Law Society shares ‘huge concerns’ over new asylum bill
The Law Society of Scotland has said it has “huge concerns” about controversial UK government plans to deport asylum seekers who arrive irregularly and exclude them from modern slavery and human rights protections.
Home Secretary Suella Braverman KC last week introduced her Illegal Migration Bill, which provides that anyone who enters the UK illegally and who has passed through a safe country will be legally required to be removed.
In introducing the bill, Ms Braverman said she had been unable to state whether the provisions of the bill were compatible with the European Convention on Human Rights, but stated that the UK government still wished the bill to proceed.
The Law Society said yesterday that pressing ahead with the legislation would potentially contravene UK law and the 1951 UN Refugee Convention.
Stuart McWilliams, convener of the Law Society’s Immigration and Asylum Committee, said: “We have huge concerns about aspects of this bill.
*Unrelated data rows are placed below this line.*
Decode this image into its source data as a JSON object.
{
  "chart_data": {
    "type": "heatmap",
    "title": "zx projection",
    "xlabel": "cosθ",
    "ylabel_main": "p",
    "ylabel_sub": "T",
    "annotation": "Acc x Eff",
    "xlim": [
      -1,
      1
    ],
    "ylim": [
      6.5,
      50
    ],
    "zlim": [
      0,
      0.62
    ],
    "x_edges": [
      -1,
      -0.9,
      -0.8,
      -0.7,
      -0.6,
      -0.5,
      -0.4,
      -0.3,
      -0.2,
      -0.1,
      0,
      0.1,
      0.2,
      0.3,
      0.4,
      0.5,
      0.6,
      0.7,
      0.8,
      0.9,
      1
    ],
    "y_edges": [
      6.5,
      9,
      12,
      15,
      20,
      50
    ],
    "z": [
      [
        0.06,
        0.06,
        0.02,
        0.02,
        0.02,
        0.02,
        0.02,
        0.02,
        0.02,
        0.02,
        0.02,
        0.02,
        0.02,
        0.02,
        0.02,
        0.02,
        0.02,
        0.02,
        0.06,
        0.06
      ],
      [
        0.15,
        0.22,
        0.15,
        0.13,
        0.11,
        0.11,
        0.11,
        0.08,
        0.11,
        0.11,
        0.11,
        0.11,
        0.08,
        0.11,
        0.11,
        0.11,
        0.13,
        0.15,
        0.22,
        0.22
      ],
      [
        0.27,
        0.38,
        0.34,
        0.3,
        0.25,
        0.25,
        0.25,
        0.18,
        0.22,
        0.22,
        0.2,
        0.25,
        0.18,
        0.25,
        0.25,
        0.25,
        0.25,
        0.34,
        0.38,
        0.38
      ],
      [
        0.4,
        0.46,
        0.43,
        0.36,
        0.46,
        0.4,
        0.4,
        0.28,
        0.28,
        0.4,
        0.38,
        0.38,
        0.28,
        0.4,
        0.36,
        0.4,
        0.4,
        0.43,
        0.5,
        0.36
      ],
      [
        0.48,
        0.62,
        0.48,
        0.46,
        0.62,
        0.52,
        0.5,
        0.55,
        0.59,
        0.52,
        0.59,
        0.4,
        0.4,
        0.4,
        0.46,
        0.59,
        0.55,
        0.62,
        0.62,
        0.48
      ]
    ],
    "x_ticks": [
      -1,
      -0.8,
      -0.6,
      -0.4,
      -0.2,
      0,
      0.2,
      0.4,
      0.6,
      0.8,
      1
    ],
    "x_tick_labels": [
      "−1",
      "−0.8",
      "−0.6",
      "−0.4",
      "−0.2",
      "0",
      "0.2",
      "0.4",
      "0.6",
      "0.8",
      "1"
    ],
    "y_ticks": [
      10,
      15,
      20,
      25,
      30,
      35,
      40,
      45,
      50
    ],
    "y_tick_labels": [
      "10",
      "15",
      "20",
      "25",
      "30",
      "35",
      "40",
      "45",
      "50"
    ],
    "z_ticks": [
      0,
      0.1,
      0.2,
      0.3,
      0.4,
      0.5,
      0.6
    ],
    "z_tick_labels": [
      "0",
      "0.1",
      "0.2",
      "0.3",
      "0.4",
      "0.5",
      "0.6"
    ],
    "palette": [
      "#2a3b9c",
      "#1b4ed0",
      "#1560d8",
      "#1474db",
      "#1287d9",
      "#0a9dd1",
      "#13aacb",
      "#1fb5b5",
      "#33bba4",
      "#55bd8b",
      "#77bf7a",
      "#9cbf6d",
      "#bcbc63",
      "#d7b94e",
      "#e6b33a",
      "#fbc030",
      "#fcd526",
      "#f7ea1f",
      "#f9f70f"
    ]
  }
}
And our concerns have been exacerbated by the very short period between the bill’s introduction and its second reading on Monday 13 March, less than a week later.
“Very little time has been allowed for it to be reviewed in its entirety and for the proper checks and balances which are an important part of the parliamentary process.
“It’s vital that the UK meets its international obligations and that our law is compatible with the ECHR.
“We are calling for the UK government to answer fundamental questions regarding the bill’s process, purpose and legality and demonstrate a firm commitment to the rule of law.”
The UN refugee agency, UNHCR, previously said the bill amounted to “an asylum ban” and would, in its current form, present “a clear breach of the Refugee Convention”.